025: On Roundness

An interesting thing of late is the roundness of human perception–as a geography at the outermost surface of the eye. How things stare back at us. This deep space is filled with language–the language of things, sounds, colors, and other phenomena admitted into the mind. Clouds, for example, which are always troublesome. I write them as “cloud” or “cumulus.” I write them as “Look, a cloud,” and my companion looks. Her geography of perception is round, an historical circle, bounded by peripheral vision, an inheritance.

I cant say when I first became aware of walls. When I could name them? The first memory is an intriguing question. Some people relay an image but the narrative is questionable. The image comes with a name. I remember seeing a dog in the hall, my companion might say, whose tall, leans into a room, and employees a welcoming courtesy. We watch the sky when we drive; we feel the wind against our ears.

Formal viewing breaks the illusion of roundness. We watch films in rectangles and as we observe the film the edges of the screen disappear and the mind plays tricks. The contents of the screen grows out to the periphery, the world is forgotten, and we go inside the film as my friend, Russo, did when he first saw Edward Allyn on stage and tells me and my companion how odd it was to imagine him as Faustus rather than as a father or brother.

The pages of books are rectangles but the space sentences occupy is not. This space is a mystery. We write hypertext into polygons. Our word processors are windows or doors and the windshields we study pretentiously evoke the surface of a pond.

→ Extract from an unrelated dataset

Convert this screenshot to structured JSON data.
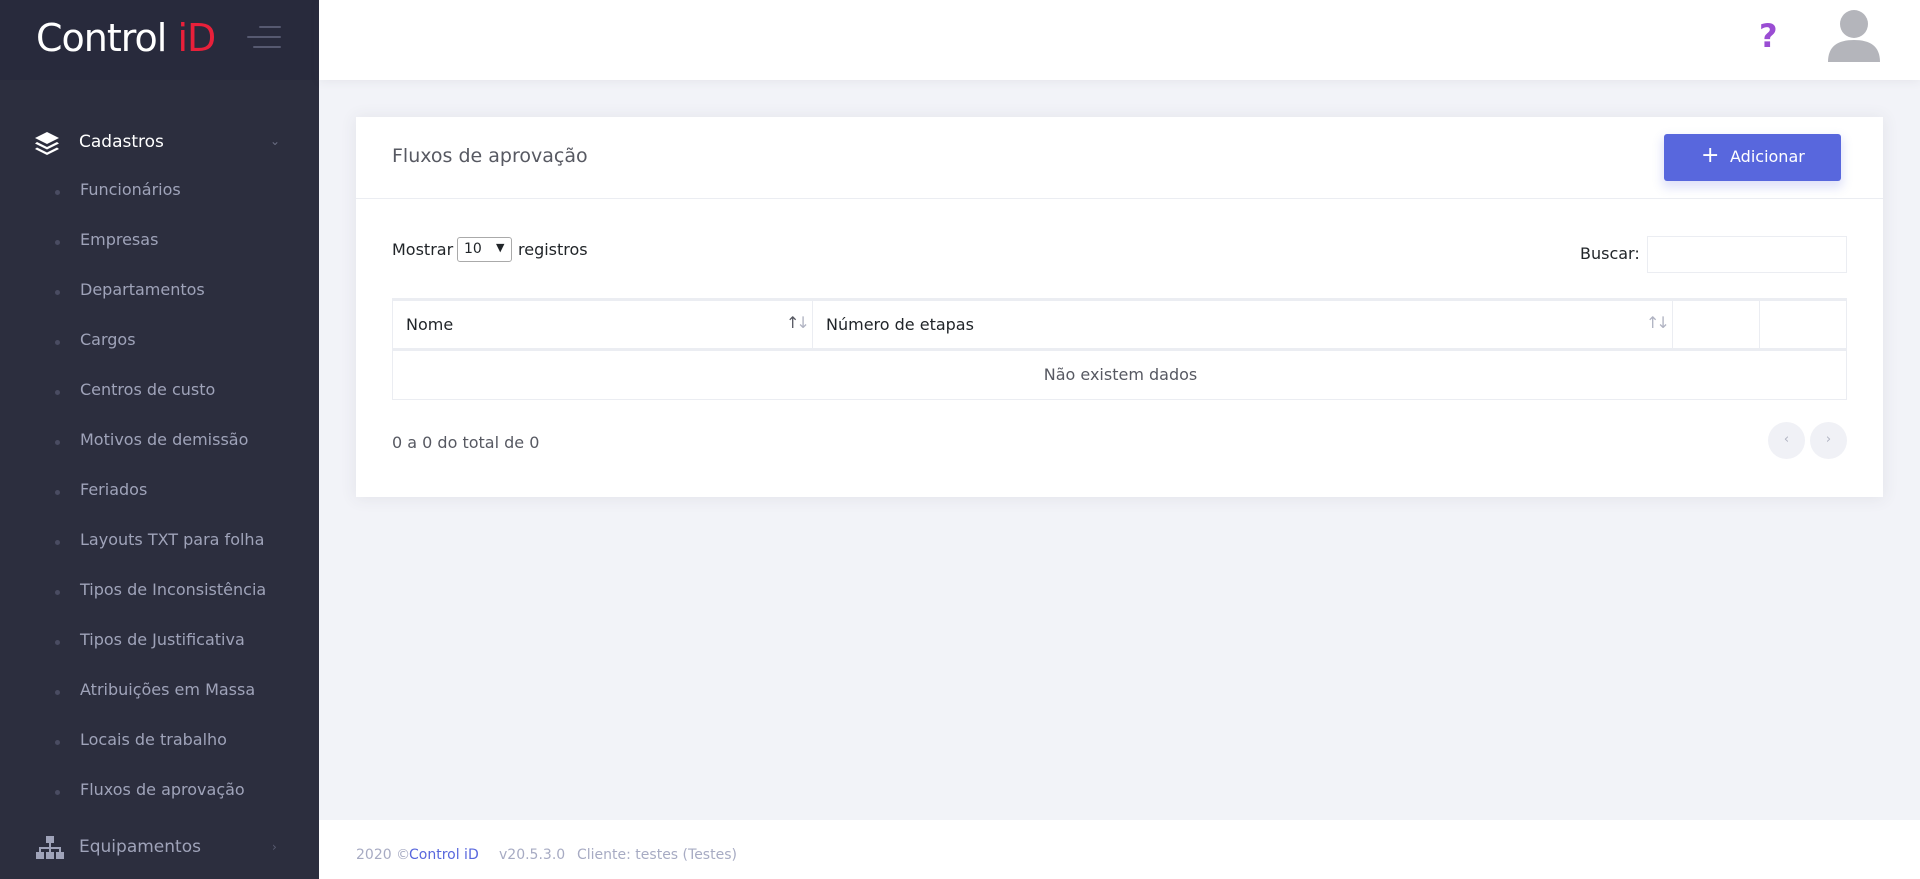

My companion says, “Look at my eyes. They’re as round as oranges. Look at the clouds. At night they become rain.”

I say, “I once woke to a sky the color of blood oranges. I knew it would be a long day. That on this day, the rain would sound like the subtle friction of clouds against the air. I said that clouds are troublesome and I meant it. There are satellites at the roadside.”

My companion says, “It’s going to be a long year. We should take to the streets. We’ll drive south. We’ll stop for gas only. We’ll pretend to be on the run.”

I say, “We’ll drive with as little clothing as possible, too. We’ll become characters in a film. We’ll watch the world through two windows.”